The snow had stopped but, as Maria in the pizza place said, the sky was full of it. She spoke as if the heavy dark clouds which massed above Kenilworth Parade were bags of snow, liable to drop their loads at the slightest pinprick. Stuart, who was conservative in most things, asked for a cheese and tomato pizza. The more outré kind with pineapple and crab horrified him.

‘You want to look after that arm,' said Maria. ‘That could turn nasty.'

As if his shoulder was a bad-tempered dog, thought Stuart. He really ought to get his camera and take photographs of Kenilworth Avenue and the parade under snow. He ought to go up past the roundabout and take pictures of Kenilworth Green and St Ebba's and the cemetery under snow. In future years no one would believe it unless records were kept. But he wouldn't be able to hold a camera. He could barely hold his mobile and he had always been useless with his left hand. Like a fairy tale it was, he thought without much originality, something from the Brothers Grimm, all those houses with little Christmas trees in their front gardens, poking out of blankets of snow.

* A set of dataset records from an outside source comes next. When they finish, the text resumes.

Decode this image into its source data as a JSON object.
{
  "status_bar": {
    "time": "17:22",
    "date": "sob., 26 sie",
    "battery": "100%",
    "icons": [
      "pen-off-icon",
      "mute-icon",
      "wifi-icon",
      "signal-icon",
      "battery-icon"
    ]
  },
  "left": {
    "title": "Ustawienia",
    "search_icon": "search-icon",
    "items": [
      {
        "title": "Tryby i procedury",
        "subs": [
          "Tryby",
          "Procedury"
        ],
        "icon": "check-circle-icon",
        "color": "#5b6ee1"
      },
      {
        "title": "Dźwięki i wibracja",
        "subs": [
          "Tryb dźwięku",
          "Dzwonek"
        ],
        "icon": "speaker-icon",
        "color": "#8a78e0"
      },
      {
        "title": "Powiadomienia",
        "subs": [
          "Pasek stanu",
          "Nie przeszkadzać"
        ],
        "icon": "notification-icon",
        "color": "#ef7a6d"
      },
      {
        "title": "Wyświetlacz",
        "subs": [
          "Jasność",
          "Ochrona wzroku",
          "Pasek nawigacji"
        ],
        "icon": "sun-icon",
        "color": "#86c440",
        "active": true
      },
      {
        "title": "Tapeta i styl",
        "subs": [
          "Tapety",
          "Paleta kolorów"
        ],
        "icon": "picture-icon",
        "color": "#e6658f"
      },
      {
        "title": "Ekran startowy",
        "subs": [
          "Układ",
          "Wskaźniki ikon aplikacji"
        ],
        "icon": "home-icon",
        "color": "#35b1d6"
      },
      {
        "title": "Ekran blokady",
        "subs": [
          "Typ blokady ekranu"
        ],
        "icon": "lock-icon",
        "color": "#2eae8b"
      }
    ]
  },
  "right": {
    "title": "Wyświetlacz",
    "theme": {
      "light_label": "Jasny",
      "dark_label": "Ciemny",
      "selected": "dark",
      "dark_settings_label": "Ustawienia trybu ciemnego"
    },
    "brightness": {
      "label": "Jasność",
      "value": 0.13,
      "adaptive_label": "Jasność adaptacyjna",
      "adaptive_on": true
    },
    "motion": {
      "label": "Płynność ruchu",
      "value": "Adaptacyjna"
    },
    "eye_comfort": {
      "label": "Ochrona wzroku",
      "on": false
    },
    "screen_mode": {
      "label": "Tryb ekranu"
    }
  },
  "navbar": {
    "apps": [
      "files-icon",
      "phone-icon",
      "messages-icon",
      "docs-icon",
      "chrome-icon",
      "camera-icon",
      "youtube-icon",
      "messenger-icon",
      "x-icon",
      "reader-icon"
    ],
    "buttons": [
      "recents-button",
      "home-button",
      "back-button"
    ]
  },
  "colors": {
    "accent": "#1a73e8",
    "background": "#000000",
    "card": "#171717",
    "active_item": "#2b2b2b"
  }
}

He ate his pizza and drank a glass of orange juice. He had never been much good with alcohol – it didn't agree with him and he got drunk remarkably fast, experiencing a hangover after only two glasses of wine. Very different from Claudia who could put away an amazing amount without showing the least sign she hadn't been drinking water. It had been puzzling him that she didn't seem to know about Freddy's injuries but of course she easily might not. She had been out doing some
sort of research for an article all day, was still at it, and if those two weren't often in contact he wouldn't have told her. The fact was that if you didn't work yourself, as he didn't at the moment, you got a bit out of touch with people who did. She would be here in three hours. Should he tell her? Considering his injuries had been sustained in a fight with her husband he couldn't not tell her, could he?

Normally, at this time of day when he was expecting Claudia, he would be very excited, anticipating her arrival by putting a bottle of wine – for her, not him – in the fridge, making sure the bathroom basin was clean, checking the bed, where he usually ate his breakfast of toast and his mother's homemade marmalade, for crumbs and coffee stains, if necessary changing the bottom sheet. Today his usual elation was missing. His head ached, his shoulder throbbed, his various bruises were sore and the ache in the pit of his stomach – or wherever – was getting worse. He wouldn't be able to change a sheet even if he wanted to. The prospect of making love to Claudia usually enhanced his afternoon, giving rise to all sorts of delicious fantasies. But this afternoon, even when he thought of her undressing, an icy chill took hold of him. He couldn't do it, not with that pain
down there
, not after fighting with her husband. Freddy Livorno's parting remark came back to him. If you come near my wife again, if you so much as speak to her, I'll do worse. What would worse be? More than anything Stuart feared facial disfigurement. Was that what Freddy meant?

Bending down to pick up the tray on which were the pizza plate and the orange-juice glass, he saw a dull gleam of something up against the base of the sofa. It was the key Freddy had let himself in with. Stuart put it in his pocket, sat down and got Claudia on his mobile. Not her voicemail but her own true voice.